U.S. Rep. Debbie Dingell (D) said her home in Dearborn, Mich., has flooded three times but remained dry during the most recent storm with a sump pump and backup electricity source. She said more questions need to be asked about power outages that plagued Detroit during the storm and affected pump stations, noting that DTE Energy lost two substations that could take up to 10 months to rebuild.
“We know that more than 20 pumps failed … not because the pumps failed but because the electricity was out,” Dingell said. “We really haven’t talked about the utilities, or the electricity that went out.”
‘Pick up the pieces’
Henderson said she wasn’t aware the house she bought in 2019 through a land contract had flooding issues. Four years later, she’s financially and mentally exhausted from the repeated cycle of flooding and cleanup.
But she and her husband Maurice have fared better than others. Now retired, Henderson led an educational employment and training consulting firm that contracted with the city of Detroit for over 30 years. Her husband is a dentist.
Next to their home is a single-story concrete house that’s slowly being taken over by climbing weeds and grass. Henderson said it once belonged to a neighbor who had no money to repair the house after the floods of 2019, received no help from the city and had to abandon the home to live in a shelter.
Henderson worries about what lays ahead: Beginning in late October, several neighborhoods within the corridor will transition from no designation on federal flood maps to being included in a “special flood area hazard,” requiring anyone with a federally backed mortgage to buy flood insurance.
Elling’s group, Jefferson East, has warned that designation could further burden and possibly displace low-income residents, adding that many are already struggling to figure out how to plan and pay for a patchwork of sea walls with limited and conflicting information, all of which has left the region vulnerable to flooding with no unified plan. Adding to that frustration is a lack of information around the fate of the “tiger dams” snaking through the neighborhoods.

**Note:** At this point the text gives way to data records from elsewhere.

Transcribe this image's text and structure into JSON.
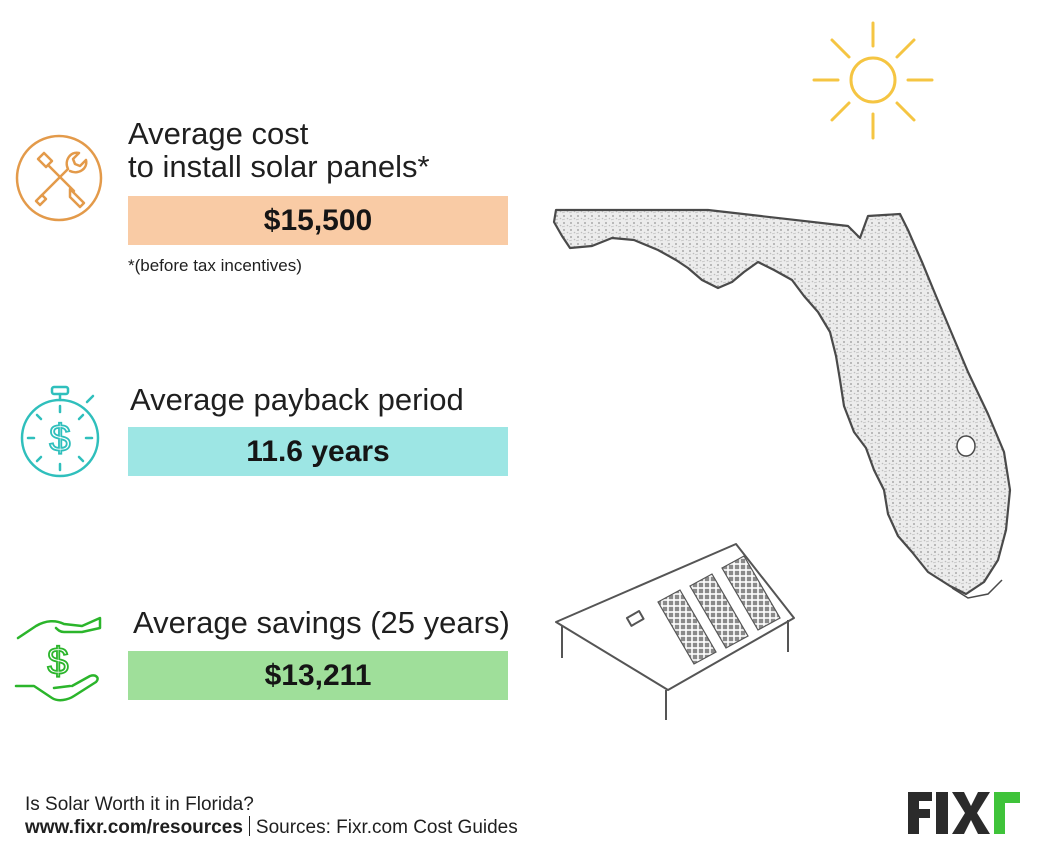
{
  "stats": [
    {
      "label_line1": "Average cost",
      "label_line2": "to install solar panels*",
      "value": "$15,500",
      "icon": "wrench-screwdriver-icon",
      "color": "#f9cba5",
      "icon_color": "#e39a4a",
      "note": "*(before tax incentives)"
    },
    {
      "label": "Average payback period",
      "value": "11.6 years",
      "icon": "stopwatch-dollar-icon",
      "color": "#9de6e4",
      "icon_color": "#2fbfbc"
    },
    {
      "label": "Average savings (25 years)",
      "value": "$13,211",
      "icon": "hands-dollar-icon",
      "color": "#9fdf9a",
      "icon_color": "#2bb52b"
    }
  ],
  "illustrations": {
    "sun": "sun-icon",
    "map": "florida-map",
    "house": "solar-roof-house",
    "sun_color": "#f5c542"
  },
  "footer": {
    "title": "Is Solar Worth it in Florida?",
    "url": "www.fixr.com/resources",
    "sources": "Sources: Fixr.com Cost Guides"
  },
  "logo": {
    "text": "FIXr",
    "dark": "#2b2b2b",
    "accent": "#3fc33a"
  }
}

Others blame the city and water authority and are taking legal action.
Residents of both Grosse Pointe, Jefferson Chalmers and other areas are suing the city, the Detroit Water and Sewerage Department and the water authority, arguing officials have for years known the pumps were in “poor” condition and that sewer backups increase if all 16 storm pumps aren’t operational or go offline.
Paul Doherty, an attorney from the Detroit firm, Ven Johnson Law PLC, who filed the lawsuits, emphasized in an interview that residents of areas like the Marina District and Jefferson Chalmers are especially vulnerable given many of them don’t have flood insurance or the same resources as compared to their neighbors in Grosse Pointe.
“They’ve got to deal with the stink, the mold, the mildew, and really between them and their family and friends, pick up the pieces and wait for the next one,” he said.